Dynamical and allosteric regulation of photoprotection in light harvesting complex II
The photosynthetic systems of green plants have developed a dual function of efficient light collection under low light intensity and photoprotection under intense sunshine to prevent the oxidative damage of reaction centers.
Whereas it is widely accepted that such a dual function is mainly realized through the most major light-harvesting complex of photosystem II (LHCII) in response to the photo-induced pH change at lumenal side, a puzzle remains how this photosynthetic protein switches between these two opposite functions via fast structural change in adaption to changes of the environmental conditions. Prof. Weng, of the Laboratory of Soft Matter Physics, Institute of Physics, CAS, said "An answer to this question would be instructive to engineering plants with higher efficiency in photosynthesis, and a greater productivity."

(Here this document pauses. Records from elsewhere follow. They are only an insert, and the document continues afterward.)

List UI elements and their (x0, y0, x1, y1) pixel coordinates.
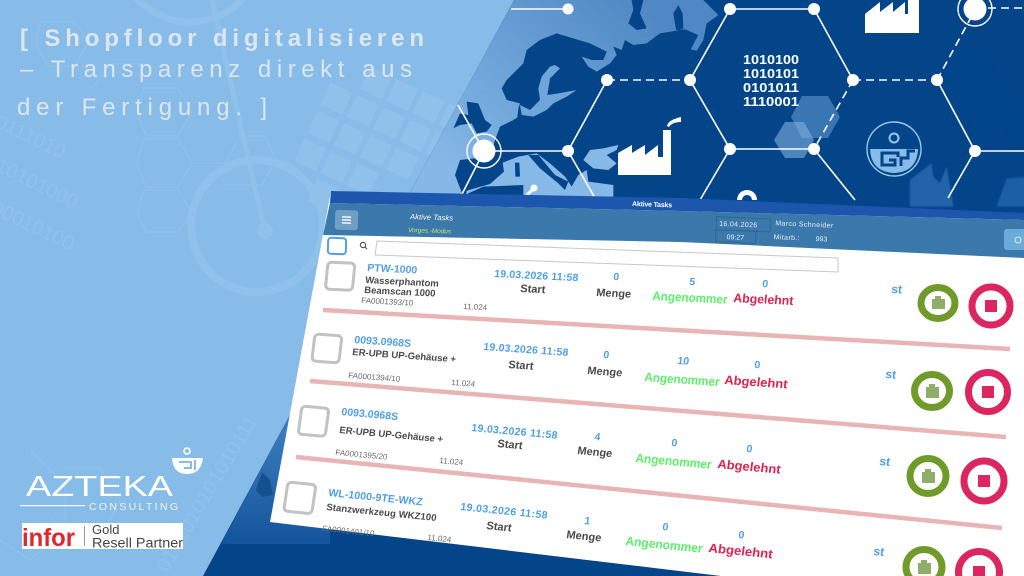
search row (328, 238, 838, 272)
row 1: Angenommer (652, 289, 728, 307)
row 1 (325, 262, 1010, 325)
row 1: Menge (596, 287, 632, 301)
logo: Azteka Consulting: AZTEKA (26, 471, 174, 503)
North Africa (468, 185, 523, 200)
row 1: Beamscan 1000 (364, 285, 436, 300)
row 4: st (873, 544, 885, 559)
icon: gear (737, 190, 757, 200)
row 1: 11.024 (463, 302, 488, 312)
row 2: Start (508, 359, 534, 373)
row 3: 19.03.2026 11:58 (471, 422, 558, 442)
icon: factory (618, 117, 681, 175)
row 2: FA0001394/10 (348, 371, 401, 384)
row 3: 0093.0968S (341, 406, 399, 423)
Novaya Zemlya (628, 0, 647, 30)
power button (1004, 229, 1024, 250)
date and user: 09:27 (726, 234, 744, 242)
date and user: Mitarb.: (774, 234, 800, 242)
row 1: Wasserphantom (365, 275, 439, 290)
row 4: Stanzwerkzeug WKZ100 (326, 502, 437, 524)
row 2: ER-UPB UP-Gehäuse + (352, 347, 457, 365)
row 4: Abgelehnt (708, 541, 774, 561)
Baltic Sea (520, 65, 577, 117)
row 2 (312, 334, 1008, 412)
row 2: 11.024 (451, 378, 476, 389)
map: Europe and Asia land (453, 0, 1020, 227)
faint binary text (0, 111, 262, 576)
row 4: FA0001401/10 (322, 524, 375, 538)
title (17, 25, 424, 121)
row 4: 11.024 (427, 533, 452, 544)
panel: tablet screen (270, 191, 1024, 576)
translucent hexagons (774, 96, 840, 158)
logo: infor Gold Resell Partner: infor (22, 524, 75, 552)
row 2: Angenommer (644, 370, 720, 389)
row 4: 1 (584, 515, 591, 528)
row 2: Menge (587, 365, 623, 379)
row 1: Start (520, 283, 546, 296)
row 3: Abgelehnt (717, 457, 782, 477)
row 3: Menge (577, 445, 613, 460)
faint square pattern (281, 55, 471, 248)
row 4: 19.03.2026 11:58 (460, 501, 548, 522)
mainland (455, 0, 1020, 227)
date and user: Marco Schneider (775, 220, 834, 230)
lower blue glow (221, 340, 330, 544)
logo: Azteka Consulting: CONSULTING (89, 501, 178, 513)
faint circuit pattern (0, 0, 323, 560)
row 1: PTW-1000 (367, 262, 418, 276)
header text (408, 212, 453, 236)
row 4 (284, 482, 999, 576)
menu button (335, 210, 358, 230)
binary code: 1010100 (743, 53, 799, 67)
row 3: Start (497, 438, 524, 452)
binary code: 1110001 (743, 95, 799, 109)
date and user: 993 (815, 236, 828, 244)
header bar (323, 203, 1024, 258)
top band (330, 191, 1024, 220)
row 2: st (885, 367, 897, 382)
row 2: 0 (603, 349, 610, 361)
icon: Azteka emblem (867, 122, 921, 176)
Mediterranean Sea (465, 153, 613, 207)
row 1: 0 (762, 278, 769, 290)
logo: Azteka Consulting (20, 448, 203, 513)
row 3: 4 (594, 431, 601, 444)
row 4: 0 (738, 529, 745, 542)
British Isles (453, 102, 492, 133)
Black Sea (583, 145, 618, 170)
title: [ Shopfloor digitalisieren (20, 25, 424, 52)
row 1: FA0001393/10 (361, 296, 414, 308)
row 1: st (891, 282, 903, 297)
Sardinia and Corsica (515, 163, 520, 177)
row 2: Abgelehnt (724, 373, 789, 391)
row 3: FA0001395/20 (335, 448, 388, 462)
title: – Transparenz direkt aus (20, 56, 412, 83)
row 4: Angenommer (625, 534, 704, 556)
top band title: Aktive Tasks (632, 201, 672, 209)
logo: infor Gold Resell Partner (22, 522, 184, 552)
divider lines (296, 310, 1010, 528)
row 1: 0 (613, 271, 620, 283)
row 3: 11.024 (439, 456, 464, 467)
row 1: 5 (689, 276, 696, 288)
row 3: 0 (671, 437, 678, 450)
title: der Fertigung. ] (17, 94, 267, 121)
row 2: 19.03.2026 11:58 (483, 341, 569, 359)
row 3: 0 (746, 443, 753, 456)
network nodes (467, 0, 992, 196)
network lines (458, 8, 1024, 200)
row 3 (298, 406, 1004, 501)
date and user: 16.04.2026 (719, 221, 757, 229)
map: East Asia (910, 47, 1024, 207)
row 1: 19.03.2026 11:58 (494, 268, 579, 284)
row 2: 10 (677, 355, 690, 368)
row 2: 0 (754, 359, 761, 371)
row 3: Angenommer (635, 451, 713, 472)
header text: Vorges.-Modus (408, 227, 452, 236)
binary code: 1010101 (743, 67, 799, 81)
row 4: Start (486, 520, 513, 535)
row 4: WL-1000-9TE-WKZ (328, 487, 424, 508)
faint binary text: 0101010101010111 (152, 411, 262, 576)
row 3: st (879, 454, 891, 469)
row 2: 0093.0968S (354, 334, 412, 350)
row 4: 0 (662, 521, 669, 534)
row 4: Menge (566, 529, 602, 544)
icon: factory top right (865, 0, 919, 33)
row 1: Abgelehnt (733, 291, 795, 308)
logo: infor Gold Resell Partner: Resell Partner (92, 536, 184, 550)
binary code (743, 53, 799, 109)
header text: Aktive Tasks (409, 212, 453, 223)
row 3: ER-UPB UP-Gehäuse + (339, 425, 444, 445)
date and user (715, 217, 834, 247)
Italy (528, 155, 568, 190)
binary code: 0101011 (743, 81, 799, 95)
logo: infor Gold Resell Partner: Gold (92, 522, 119, 537)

"Our study probes protein dynamics and allosteric structure changes of LHCII by integrating time-resolved spectroscopy and atomistic molecular dynamics simulations." Prof. Weng said, "In collaboration with the Minnesota groups headed by Professors Jiali Gao and Gianluigi Veglia (Department of Chemistry and Department of Biochemistry, Molecular Biology and Biophysics, University of Minnesota, USA), molecular dynamics simulations carried out by Dr. Yingjie Wang, now an Associate Research Investigator at Shenzhen Bay Laboratory, revealed that the LHCII trimer itself can act as a molecular machine in response to environmental conditions, including increased temperature, acidity, or both cooperatively. The atomistic simulation results are fully consistent with, and helped to interpret experimental observations."

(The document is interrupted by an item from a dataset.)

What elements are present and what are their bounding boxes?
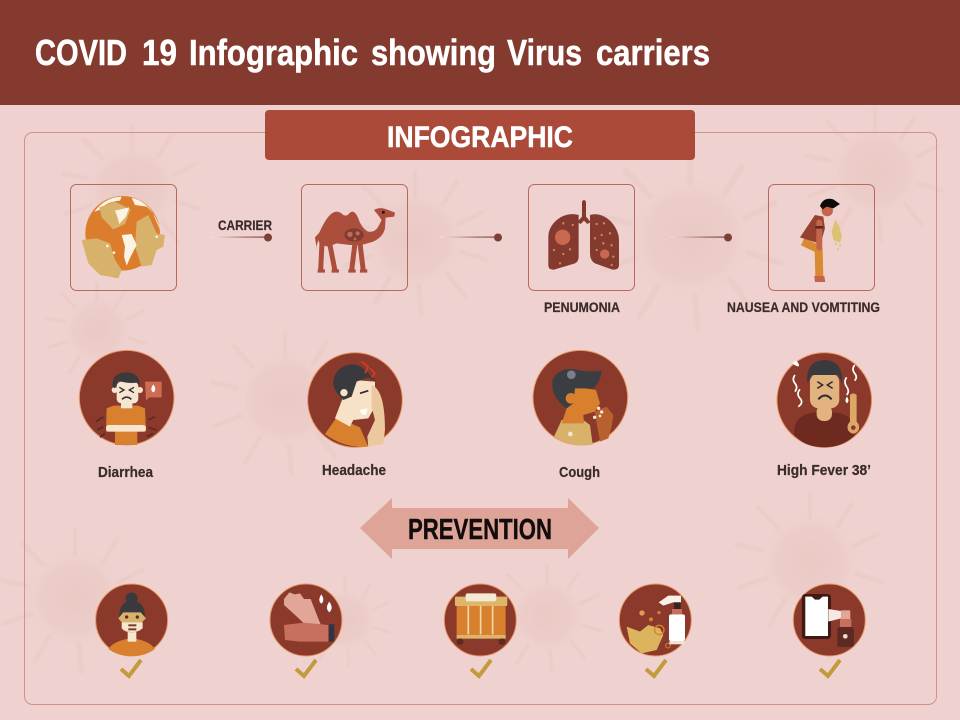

The net effect of the mechanical scissoring motions is to bring closer chromophores—molecules that absorb and transfer photo-energy—such that the "bright" state of chlorophyll transmits its excited energy into the "dark" state of lutein. The lowest excited state of lutein does not emit or absorb photons directly, thus, a dark state; and eventually it dissipates the excess energy as heat through thermal vibrations. This mechanism links phenomenological and environmental factors such as rapid fluctuations of solar radiation due to cloud movement, which cause changes in physiological conditions across the membrane of the photosynthetic machinery, leading to structural changes of the light-harvesting antenna proteins at the atomistic level. The research also showed that aggregation of LHCII promotes energy dissipation both at high temperature and increased acidity conditions, a process well-known in the community under these conditions.
"An increase either in temperature or in acidity, or both, induces local helices formation, which triggers a global transmembrane protein-conformation change, leading to close proximity between the embedded chromophores. This process is reversed when temperature and acidity are lowed when clouds move in, restoring the high efficiency mode of energy transfer for light harvesting," Weng concludes.